В «Стихотворениях Коринны» есть настоящий трагизм, глубокое поэтическое чувство, напряжённая, ищущая мысль. Идиллии Коринны – Кульман близки по духу к созданному в это время (1820 – 1821) Гнедичем перевода идиллии Феокрита «Сиракузянки» и к идиллиям Дельвига, который шёл в своих исканиях за Гнедичем. У Гнедича были свои принципы, но и он во многом следовал авторитету Фосса, а с переводами Фосса из Гомера и Феокрита была хорошо знакома и Кульман. Фосс казался русскому читателю сухим, слишком «учёным», но он всё-таки требовал не сухого, не формально-точного перевода, а творческого, живого, притом уже с элементами романтизма, то есть приближенного к современному читателю. «Стихотворения Коринны» не перевод, но в них – в передаче духа античности – ощущается это переводческое направление.

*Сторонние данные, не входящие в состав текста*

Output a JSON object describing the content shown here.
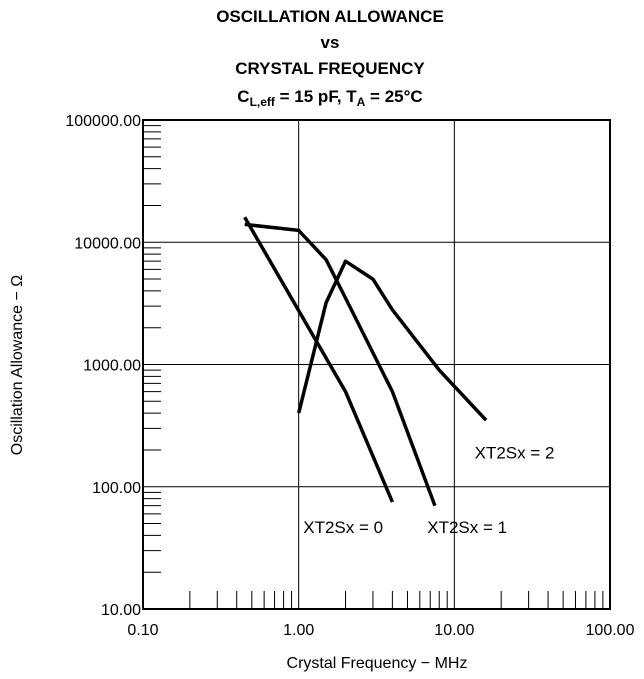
{
  "chart_data": {
    "type": "line",
    "title_lines": [
      "OSCILLATION ALLOWANCE",
      "vs",
      "CRYSTAL FREQUENCY"
    ],
    "title_line4": {
      "c": "C",
      "c_sub": "L,eff",
      "mid": " = 15 pF, T",
      "t_sub": "A",
      "end": " = 25°C"
    },
    "xlabel": "Crystal Frequency − MHz",
    "ylabel": "Oscillation Allowance − Ω",
    "x_scale": "log",
    "y_scale": "log",
    "xlim": [
      0.1,
      100
    ],
    "ylim": [
      10,
      100000
    ],
    "x_tick_labels": [
      "0.10",
      "1.00",
      "10.00",
      "100.00"
    ],
    "y_tick_labels": [
      "10.00",
      "100.00",
      "1000.00",
      "10000.00",
      "100000.00"
    ],
    "grid": true,
    "series": [
      {
        "name": "XT2Sx = 0",
        "x": [
          0.45,
          2.0,
          4.0
        ],
        "y": [
          16000,
          600,
          75
        ]
      },
      {
        "name": "XT2Sx = 1",
        "x": [
          0.45,
          1.0,
          1.5,
          2.0,
          4.0,
          7.5
        ],
        "y": [
          14000,
          12500,
          7200,
          3500,
          600,
          70
        ]
      },
      {
        "name": "XT2Sx = 2",
        "x": [
          1.0,
          1.5,
          2.0,
          3.0,
          4.0,
          8.0,
          16.0
        ],
        "y": [
          400,
          3200,
          7000,
          5000,
          2800,
          900,
          350
        ]
      }
    ]
  }
}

Этот цикл Кульман составляют идиллии и баллады, – они возникли одновременно с идиллиями Дельвига, о которых Пушкин сказал: «Какую силу воображения должно иметь, дабы так совершенно перенестись из 19 столетия в золотой век, и какое необыкновенное чутье изящного, чтобы так угадать греческую поэзию сквозь латинские подражания или немецкие переводы». Пушкин не знал – вплоть до 1833 года – стихотворений Кульман, трудившейся в одиночестве. Она, как мы уже знаем, читала не только по-немецки и по-латыни, но и по-гречески, – поэмы Гомера в подлиннике были её настольной книгой вместе с «Описанием Греции» Павсания. Иван Киреевский говорил о Дельвиге: «Таковы подражания Дельвига. Его муза была в Греции; она воспиталась под тёплым небом Аттики; она наслушалась там простых и полных, естественных, светлых и правильных звуков лиры греческой; но её нежная краса не вынесла бы холода мрачного Севера, если бы поэт не прикрыл её нашею народною одеждою; если бы на её классические формы он не набросил душегрейку новейшего уныния, – и не к лицу ли гречанке наш северный наряд?» Всё это можно было бы сказать и о Кульман – о её трёх главных циклах стихотворений. И она набросила на свою античную музу «северный наряд», не только соединив Гомера с Оссианом, но и вкладывая в души своих героев собственные чувства, чувства жительницы севера, не чуждые «новейшего уныния», то есть романтической меланхолии.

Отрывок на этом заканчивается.